DES ANCIENS COMBATTANTS PRISONNIERS DE GUERRE À LOURDES

Lundi 17 septembre 1979

 

Informé du déroulement de votre quatrième « Rassemblement- pèlerinage » à Lourdes et de votre désir de recevoir un témoignage de sa sollicitude, le Saint-Père m’a chargé de vous assurer qu’il était de tout cœur avec vous, et de vous exprimer ses encouragements.

Voici quarante ans déjà, vous viviez sans doute la plus grande épreuve de votre vie : la guerre, la captivité, suivies de la réadaptation en votre cher pays à la vie professionnelle et familiale. Et vous connûtes ensuite une longue période de reconstruction matérielle, d’essor démographique, de croissance économique, et aussi un certain réveil religieux. Aujourd’hui, alors que votre vie avance, vous voyez surgir et se multiplier de nouveaux problèmes de société qui semblent extrêmement difficiles à résoudre. Il est possible que vous éprouviez la tentation du désabusement et du repli sur vous-mêmes, bien que votre grand Rassemblement lourdais soit un succès et manifeste la solidité de vos liens d’amitié.

Précisément, le Pape Jean-Paul IIest heureux de vous encourager à demeurer les témoins convaincus et actifs des valeurs humaines et chrétiennes, approfondies et vécues au cours des années 1939-1945, et bien après sans doute.

Vous gardez tous le souvenir de vos souffrances physiques et morales. Vous savez par expérience que la souffrance est un mal dont il faut faire reculer les limites. Cependant, vous pouvez témoigner que l’homme, et en un sens plus encore le chrétien, sont capables de faire de l’épreuve une route d’élévation morale et spirituelle, et de solidarité avec tous ceux qui souffrent. Aux générations qui montent dans une société qui s’égare sur les fausses pistes d’une liberté sans contrôle et d’une jouissance souvent dégradante, vous pouvez et vous devez indiquer avec force et sérénité d’autres chemins de grandeur. Plus que votre avoir, laissez aux jeunes de ce temps l’héritage de votre sagesse d’hommes mûris et valorisés par l’épreuve.

Le Saint-Père compte aussi sur vous pour œuvrer à la paix sociale et mondiale. Pendant la guerre et la captivité, et par la suite, vous avez médité sur les horreurs et les conséquences des conflits armés. Veillez donc à apporter votre contribution personnelle et collective à l’élimination des causes de la guerre : la haine qui habite les cœurs, le racisme multiforme, les idéologies totalitaires, les déséquilibres économiques, la multiplication et le commerce des armes, etc.

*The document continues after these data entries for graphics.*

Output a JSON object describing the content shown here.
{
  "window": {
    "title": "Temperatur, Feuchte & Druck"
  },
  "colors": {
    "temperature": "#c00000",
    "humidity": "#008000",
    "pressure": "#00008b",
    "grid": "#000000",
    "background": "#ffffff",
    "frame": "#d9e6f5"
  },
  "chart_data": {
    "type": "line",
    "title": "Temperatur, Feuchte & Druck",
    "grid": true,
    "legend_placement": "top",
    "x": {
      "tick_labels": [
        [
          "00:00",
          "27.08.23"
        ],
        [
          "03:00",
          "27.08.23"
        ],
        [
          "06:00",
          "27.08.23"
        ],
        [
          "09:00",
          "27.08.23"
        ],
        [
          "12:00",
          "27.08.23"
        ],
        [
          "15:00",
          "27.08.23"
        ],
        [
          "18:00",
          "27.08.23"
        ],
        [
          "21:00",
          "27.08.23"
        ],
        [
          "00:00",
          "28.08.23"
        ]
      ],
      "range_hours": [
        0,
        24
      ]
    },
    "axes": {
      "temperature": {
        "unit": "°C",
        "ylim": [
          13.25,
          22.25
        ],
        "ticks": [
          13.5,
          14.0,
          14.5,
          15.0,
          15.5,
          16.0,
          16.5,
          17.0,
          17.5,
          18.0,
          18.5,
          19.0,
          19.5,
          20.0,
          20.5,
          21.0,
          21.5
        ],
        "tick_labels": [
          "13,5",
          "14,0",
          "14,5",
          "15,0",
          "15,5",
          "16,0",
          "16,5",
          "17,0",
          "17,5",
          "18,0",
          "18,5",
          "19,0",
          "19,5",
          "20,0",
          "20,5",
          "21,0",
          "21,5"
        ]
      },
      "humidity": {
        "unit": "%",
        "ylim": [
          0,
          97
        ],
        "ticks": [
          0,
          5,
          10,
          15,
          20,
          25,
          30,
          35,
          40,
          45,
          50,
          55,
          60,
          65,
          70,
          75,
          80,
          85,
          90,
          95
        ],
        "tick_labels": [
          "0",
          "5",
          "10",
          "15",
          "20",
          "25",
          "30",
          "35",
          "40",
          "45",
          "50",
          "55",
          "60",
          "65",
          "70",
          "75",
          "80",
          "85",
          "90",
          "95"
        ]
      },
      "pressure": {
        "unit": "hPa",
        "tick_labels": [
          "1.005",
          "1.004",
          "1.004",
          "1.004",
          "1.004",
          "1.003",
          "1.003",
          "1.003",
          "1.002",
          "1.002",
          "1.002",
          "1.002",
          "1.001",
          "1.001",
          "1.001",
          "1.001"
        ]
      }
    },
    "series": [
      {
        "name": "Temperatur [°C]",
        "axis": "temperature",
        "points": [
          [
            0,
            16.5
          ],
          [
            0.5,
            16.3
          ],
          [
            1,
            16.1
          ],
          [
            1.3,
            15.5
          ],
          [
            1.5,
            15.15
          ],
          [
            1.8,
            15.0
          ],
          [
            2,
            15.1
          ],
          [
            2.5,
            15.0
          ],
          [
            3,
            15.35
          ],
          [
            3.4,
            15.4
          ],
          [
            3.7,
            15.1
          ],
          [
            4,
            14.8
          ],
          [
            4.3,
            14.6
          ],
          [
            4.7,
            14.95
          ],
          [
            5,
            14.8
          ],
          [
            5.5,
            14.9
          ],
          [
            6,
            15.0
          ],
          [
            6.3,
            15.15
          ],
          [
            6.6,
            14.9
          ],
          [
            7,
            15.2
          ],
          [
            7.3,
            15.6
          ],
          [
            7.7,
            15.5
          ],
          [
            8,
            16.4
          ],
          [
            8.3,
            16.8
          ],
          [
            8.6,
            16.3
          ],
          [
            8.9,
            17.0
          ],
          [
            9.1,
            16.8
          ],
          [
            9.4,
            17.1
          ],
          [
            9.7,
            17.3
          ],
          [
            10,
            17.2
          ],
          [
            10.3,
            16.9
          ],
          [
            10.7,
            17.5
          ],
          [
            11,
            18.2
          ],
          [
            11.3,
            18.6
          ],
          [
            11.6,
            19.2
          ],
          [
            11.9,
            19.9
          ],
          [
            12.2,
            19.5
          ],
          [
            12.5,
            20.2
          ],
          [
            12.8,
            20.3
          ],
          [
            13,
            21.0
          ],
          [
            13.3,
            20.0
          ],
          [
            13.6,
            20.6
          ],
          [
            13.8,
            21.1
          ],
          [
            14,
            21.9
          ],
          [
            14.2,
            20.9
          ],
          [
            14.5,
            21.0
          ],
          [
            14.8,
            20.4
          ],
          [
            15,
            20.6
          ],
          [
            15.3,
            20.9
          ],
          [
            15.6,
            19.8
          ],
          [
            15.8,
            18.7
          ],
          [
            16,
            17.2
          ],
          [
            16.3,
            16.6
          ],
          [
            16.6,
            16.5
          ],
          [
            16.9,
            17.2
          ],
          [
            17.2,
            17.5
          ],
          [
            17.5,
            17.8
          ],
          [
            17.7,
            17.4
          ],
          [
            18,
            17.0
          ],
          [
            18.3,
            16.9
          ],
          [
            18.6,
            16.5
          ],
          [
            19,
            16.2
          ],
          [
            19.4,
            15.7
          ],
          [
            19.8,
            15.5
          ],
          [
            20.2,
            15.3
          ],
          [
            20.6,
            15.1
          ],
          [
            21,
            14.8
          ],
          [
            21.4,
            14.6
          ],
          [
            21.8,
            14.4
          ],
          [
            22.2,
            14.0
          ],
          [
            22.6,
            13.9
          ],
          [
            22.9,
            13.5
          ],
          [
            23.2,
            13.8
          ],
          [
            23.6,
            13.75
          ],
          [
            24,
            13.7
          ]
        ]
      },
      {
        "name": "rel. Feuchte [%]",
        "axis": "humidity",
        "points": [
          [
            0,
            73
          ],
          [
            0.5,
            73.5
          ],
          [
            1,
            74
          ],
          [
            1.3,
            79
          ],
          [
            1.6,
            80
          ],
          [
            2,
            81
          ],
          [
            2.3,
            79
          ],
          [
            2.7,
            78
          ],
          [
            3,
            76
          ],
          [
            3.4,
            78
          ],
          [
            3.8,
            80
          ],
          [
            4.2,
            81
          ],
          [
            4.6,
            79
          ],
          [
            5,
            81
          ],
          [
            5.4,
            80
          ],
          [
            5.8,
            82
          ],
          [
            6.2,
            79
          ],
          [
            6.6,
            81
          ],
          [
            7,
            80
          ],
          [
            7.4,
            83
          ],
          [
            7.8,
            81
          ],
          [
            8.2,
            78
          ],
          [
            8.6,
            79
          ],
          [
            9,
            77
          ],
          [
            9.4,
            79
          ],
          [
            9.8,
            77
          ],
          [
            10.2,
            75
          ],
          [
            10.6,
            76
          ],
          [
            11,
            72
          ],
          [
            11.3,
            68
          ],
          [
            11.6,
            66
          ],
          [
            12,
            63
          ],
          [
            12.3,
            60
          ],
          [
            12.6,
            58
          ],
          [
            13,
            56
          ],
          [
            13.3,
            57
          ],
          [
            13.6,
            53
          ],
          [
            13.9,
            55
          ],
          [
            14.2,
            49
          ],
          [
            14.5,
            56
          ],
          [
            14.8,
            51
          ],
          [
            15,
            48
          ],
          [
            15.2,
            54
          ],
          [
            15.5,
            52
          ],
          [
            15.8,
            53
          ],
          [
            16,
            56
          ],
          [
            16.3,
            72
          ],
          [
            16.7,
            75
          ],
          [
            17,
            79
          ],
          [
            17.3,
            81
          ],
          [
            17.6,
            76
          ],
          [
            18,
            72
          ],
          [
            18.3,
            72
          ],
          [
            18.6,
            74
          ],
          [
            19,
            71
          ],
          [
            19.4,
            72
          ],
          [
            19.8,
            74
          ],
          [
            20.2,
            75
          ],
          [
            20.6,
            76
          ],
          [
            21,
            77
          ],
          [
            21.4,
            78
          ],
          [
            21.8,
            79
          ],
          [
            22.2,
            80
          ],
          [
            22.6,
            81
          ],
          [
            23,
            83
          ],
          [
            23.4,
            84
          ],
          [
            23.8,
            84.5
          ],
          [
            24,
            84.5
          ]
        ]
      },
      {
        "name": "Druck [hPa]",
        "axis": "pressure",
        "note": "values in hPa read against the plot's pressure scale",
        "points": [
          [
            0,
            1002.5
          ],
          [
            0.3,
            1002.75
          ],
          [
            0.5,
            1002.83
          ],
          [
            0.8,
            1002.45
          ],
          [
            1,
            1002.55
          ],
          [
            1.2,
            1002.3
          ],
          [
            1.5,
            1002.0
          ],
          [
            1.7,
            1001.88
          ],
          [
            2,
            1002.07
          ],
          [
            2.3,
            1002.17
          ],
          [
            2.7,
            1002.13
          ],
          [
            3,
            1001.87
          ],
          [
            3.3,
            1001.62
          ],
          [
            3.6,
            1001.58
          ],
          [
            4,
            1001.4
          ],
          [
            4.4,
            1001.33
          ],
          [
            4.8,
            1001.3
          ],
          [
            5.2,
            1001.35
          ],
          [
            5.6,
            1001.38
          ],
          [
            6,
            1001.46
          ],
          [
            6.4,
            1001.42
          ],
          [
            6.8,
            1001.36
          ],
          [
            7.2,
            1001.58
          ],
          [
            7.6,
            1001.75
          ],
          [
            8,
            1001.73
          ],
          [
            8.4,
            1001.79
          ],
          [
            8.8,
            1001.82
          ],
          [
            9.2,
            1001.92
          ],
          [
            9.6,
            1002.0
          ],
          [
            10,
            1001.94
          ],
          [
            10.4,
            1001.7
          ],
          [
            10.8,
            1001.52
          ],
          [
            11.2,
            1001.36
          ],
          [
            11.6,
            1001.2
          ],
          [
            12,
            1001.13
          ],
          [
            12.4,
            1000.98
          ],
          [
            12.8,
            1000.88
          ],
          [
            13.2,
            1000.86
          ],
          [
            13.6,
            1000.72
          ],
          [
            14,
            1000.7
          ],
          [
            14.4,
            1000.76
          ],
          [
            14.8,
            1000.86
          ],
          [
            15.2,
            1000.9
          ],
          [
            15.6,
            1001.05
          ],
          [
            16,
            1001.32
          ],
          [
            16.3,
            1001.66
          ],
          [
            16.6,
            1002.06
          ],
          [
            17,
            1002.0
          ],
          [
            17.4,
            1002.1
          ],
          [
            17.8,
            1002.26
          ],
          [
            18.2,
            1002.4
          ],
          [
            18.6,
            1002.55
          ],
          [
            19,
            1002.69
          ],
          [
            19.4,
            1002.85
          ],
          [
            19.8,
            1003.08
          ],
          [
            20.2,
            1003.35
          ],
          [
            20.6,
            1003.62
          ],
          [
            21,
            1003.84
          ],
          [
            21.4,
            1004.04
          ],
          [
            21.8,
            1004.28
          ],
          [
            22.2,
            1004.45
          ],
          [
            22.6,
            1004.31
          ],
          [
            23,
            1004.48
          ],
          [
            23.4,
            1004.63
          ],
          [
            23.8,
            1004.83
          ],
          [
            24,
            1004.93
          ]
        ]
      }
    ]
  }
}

Il y a place pour vous sur l’immense chantier de la civilisation de l’amour, la seule qui soit digne de l’homme et conforme au plan de Dieu.

Enfin, la longue épreuve des camps de captivité fut, pour un grand nombre, l’occasion d’une expérience religieuse, singulièrement favorisée par la présence amicale et la disponibilité des prêtres prisonniers, auxquels le Saint-Père est heureux de rendre hommage. Il souhaite vivement que ces souvenirs lointains réveillent et stimulent votre recherche de Dieu, et que chacun de vous ouvre toujours davantage les portes de son esprit et de son cœur au Christ rédempteur, sauveur de tout homme et de tout l’homme. Un tel témoignage, assurément varié dans son expression, sera source de paix et de joie évangéliques pour vous-mêmes, et contribuera à l’avènement d’une société conforme au projet de Dieu et donc meilleure pour tous ceux qui prennent le relai de vos responsabilités.

Puisse l’espérance selon l’Évangile, donnée aux baptisés pour marcher sur les routes du monde à travers les espoirs et les désespoirs terrestres, animer de plus en plus tous ceux qui entendent ou lisent ce message ! À ce souhait et à cette prière ardente, le Saint-Père est heureux de joindre sa Bénédiction apostolique.

En transmettant à tous les participants au troisième Congrès des Anciens Combattants et prisonniers de guerre les sentiments et le soutien de Sa Sainteté, je les prie moi-même d’agréer l’assurance de mon très cordial dévouement.